Just made my first one and it took me a bit (was looking at a bunch of different instructables) to get it fired up. The tip on preheating it made my take right off....can't wait to use it this coming weekend so I can have COFFEE while camping!!! Thanks great job!!!

dscotthep (author)2011-06-10

Had my scout troop make a few of these. The boys had lots of fun making them, but couldn't get them lit. (this was my first effort and I should have tried it out at home first)

I discovered that you need to get these pretty hot before they will light.

eharris3 (author)2011-05-24

All the isopropyl alcohol I've seen on store shelves lately is 50% water.

h0meIandsecurity (author)2011-05-19

I am using paint thinner which is the cheapest but not healthy fuel,
it is carcinogenic if inhaled too much, but so cheap, you can buy it at any book store or paint store, 1L=0,35$ in my country, probably less in stronger countries(USA, england, france, deutschland, russia.......)

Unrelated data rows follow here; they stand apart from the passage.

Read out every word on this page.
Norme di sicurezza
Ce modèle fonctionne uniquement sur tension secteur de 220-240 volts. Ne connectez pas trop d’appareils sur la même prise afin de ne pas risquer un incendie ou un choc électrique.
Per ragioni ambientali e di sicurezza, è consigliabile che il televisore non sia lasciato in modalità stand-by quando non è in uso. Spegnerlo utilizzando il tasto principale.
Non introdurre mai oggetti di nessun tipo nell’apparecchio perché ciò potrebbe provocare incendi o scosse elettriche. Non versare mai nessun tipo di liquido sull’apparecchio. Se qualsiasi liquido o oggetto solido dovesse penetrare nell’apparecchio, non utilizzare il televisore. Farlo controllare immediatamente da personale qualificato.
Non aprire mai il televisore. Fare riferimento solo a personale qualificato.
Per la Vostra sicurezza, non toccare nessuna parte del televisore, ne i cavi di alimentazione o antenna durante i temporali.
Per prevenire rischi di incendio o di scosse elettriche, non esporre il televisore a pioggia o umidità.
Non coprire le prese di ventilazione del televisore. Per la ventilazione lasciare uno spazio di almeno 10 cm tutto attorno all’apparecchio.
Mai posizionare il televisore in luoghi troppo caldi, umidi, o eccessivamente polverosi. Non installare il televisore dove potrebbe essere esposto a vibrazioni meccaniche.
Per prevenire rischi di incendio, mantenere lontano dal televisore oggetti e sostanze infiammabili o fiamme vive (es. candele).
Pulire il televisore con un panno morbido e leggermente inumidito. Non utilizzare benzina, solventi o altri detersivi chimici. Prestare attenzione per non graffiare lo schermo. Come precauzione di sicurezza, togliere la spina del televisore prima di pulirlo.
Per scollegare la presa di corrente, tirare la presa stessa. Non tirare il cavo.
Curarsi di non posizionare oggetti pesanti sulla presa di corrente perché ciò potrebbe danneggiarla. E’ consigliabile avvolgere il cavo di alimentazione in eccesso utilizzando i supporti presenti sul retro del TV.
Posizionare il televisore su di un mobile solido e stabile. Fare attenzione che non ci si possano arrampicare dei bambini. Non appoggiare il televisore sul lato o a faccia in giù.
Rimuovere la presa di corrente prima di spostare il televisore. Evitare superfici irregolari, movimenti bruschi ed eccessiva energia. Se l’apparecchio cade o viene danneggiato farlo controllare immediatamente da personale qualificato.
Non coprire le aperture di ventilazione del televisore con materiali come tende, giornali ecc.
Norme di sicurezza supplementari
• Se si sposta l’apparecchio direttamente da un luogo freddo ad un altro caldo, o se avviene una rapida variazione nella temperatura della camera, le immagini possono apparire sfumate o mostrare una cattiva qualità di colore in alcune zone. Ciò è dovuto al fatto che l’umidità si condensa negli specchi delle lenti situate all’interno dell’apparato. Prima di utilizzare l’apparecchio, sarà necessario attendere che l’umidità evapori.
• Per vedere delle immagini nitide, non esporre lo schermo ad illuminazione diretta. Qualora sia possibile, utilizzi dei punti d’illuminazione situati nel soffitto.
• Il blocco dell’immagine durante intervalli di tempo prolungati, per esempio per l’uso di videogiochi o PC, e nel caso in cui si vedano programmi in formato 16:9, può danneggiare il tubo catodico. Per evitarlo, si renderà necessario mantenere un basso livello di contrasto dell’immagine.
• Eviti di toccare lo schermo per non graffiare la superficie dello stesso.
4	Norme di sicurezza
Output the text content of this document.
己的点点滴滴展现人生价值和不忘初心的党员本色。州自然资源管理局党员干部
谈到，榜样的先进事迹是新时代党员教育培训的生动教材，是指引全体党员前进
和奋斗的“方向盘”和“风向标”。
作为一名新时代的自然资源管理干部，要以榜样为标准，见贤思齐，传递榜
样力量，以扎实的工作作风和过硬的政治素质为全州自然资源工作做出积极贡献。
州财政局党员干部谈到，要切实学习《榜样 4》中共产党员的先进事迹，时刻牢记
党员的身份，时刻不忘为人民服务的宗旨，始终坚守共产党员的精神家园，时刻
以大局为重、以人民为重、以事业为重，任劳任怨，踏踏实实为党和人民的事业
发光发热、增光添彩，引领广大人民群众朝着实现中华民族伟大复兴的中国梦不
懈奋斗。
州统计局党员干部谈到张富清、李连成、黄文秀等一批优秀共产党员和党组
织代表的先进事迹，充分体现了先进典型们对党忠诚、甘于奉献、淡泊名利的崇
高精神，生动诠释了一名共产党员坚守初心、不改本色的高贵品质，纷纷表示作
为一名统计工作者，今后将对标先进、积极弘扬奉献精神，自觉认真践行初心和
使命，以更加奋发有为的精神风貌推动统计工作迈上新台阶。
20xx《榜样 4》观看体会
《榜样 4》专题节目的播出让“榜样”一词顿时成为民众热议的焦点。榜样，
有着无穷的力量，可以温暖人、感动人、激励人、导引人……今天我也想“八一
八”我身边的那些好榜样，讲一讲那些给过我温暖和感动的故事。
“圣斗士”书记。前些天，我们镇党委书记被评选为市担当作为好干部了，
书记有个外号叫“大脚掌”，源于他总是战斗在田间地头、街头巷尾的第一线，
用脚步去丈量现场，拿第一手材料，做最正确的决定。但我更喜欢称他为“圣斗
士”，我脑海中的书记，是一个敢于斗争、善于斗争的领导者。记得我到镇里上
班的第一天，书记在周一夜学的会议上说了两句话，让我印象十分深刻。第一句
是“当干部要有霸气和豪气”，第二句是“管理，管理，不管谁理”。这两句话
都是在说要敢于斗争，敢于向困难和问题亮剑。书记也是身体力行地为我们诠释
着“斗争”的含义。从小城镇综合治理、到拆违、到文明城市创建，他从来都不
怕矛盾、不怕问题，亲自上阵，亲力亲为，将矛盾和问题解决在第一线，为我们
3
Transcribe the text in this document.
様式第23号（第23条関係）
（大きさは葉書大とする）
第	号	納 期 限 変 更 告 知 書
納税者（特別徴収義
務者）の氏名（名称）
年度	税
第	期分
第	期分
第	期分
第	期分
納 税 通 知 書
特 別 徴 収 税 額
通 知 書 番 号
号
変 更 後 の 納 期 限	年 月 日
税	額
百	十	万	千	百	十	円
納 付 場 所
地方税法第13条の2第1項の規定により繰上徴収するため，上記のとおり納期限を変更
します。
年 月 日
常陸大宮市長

gooch85 (author)2009-05-10

I have now made two of these stoves. One with the insulation, another without. Both burn, but only for a short period- definitely not enough time to boil any water. We're talking about a minute. Any suggestions?

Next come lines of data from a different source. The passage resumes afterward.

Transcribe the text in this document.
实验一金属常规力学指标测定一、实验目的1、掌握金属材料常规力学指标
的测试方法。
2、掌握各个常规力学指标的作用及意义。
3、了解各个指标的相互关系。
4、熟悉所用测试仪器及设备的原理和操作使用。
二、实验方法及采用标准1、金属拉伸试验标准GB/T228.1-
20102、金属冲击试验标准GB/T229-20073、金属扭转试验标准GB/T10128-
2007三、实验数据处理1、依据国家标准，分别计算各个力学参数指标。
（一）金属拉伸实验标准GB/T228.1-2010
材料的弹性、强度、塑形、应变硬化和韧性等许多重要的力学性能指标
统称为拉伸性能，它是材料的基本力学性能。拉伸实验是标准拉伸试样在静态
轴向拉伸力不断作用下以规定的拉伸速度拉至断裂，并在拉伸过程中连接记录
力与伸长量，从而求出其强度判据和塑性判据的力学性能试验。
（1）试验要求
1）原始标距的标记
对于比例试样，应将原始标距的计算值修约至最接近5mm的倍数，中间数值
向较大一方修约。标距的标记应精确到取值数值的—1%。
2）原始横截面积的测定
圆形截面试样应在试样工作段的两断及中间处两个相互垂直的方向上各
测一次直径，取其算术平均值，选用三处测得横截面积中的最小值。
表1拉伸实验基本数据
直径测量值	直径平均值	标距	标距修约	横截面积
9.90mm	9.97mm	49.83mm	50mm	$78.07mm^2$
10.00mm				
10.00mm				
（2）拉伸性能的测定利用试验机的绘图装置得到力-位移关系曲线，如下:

elCarlito1 (author)gooch852009-07-05

Make the can 2 inches in height instead of just 1 inch... Then you can put more fuel into it.

dagenius (author)elCarlito12009-07-06

really, if you want to have that much fuel, than you really are running a red hazard of an explosion. One inch should be enough, and like he said, a couple of tablespoons is enough to boil a cup of water.

Dread_Neck (author)dagenius2011-05-18

how about 1 1/2 inches? :D

cowscanfly (author)gooch852010-03-25

you would be surprised how short of time it takes to boil water with one of these. i made one of these out of smaller cans and was able to boil two 1 1/2 cup cans of water in the time it was burning.

dagenius (author)gooch852009-07-06

The "insulation" is actually a wick, only NK5 chose to use fiberglass.

tercielo (author)2010-12-11

can i use denatured alcohol? (author)tercielo2011-01-31

Just about anything flammable that vaporizes, paint thinner might even work. i can use nailpolish remover.will veniger work.....

nail polish remover definitely, I am not sure about viniger

IPSSC (author)jj.inc2011-04-23

Vinegar is NOT a flammable (it is in fact an acid) thus it will not burn... hope this answers your question (author)IPSSC2011-04-23

O, I didn't ask, sreepradaramakrishna did


zack247 (author)2010-05-25

will the fiberglass burn/melt from the heat?

A flyin muffin (author)zack2472011-03-12

No, it is pretty much fire proof, which is why it is used for insulation. And it's cheap.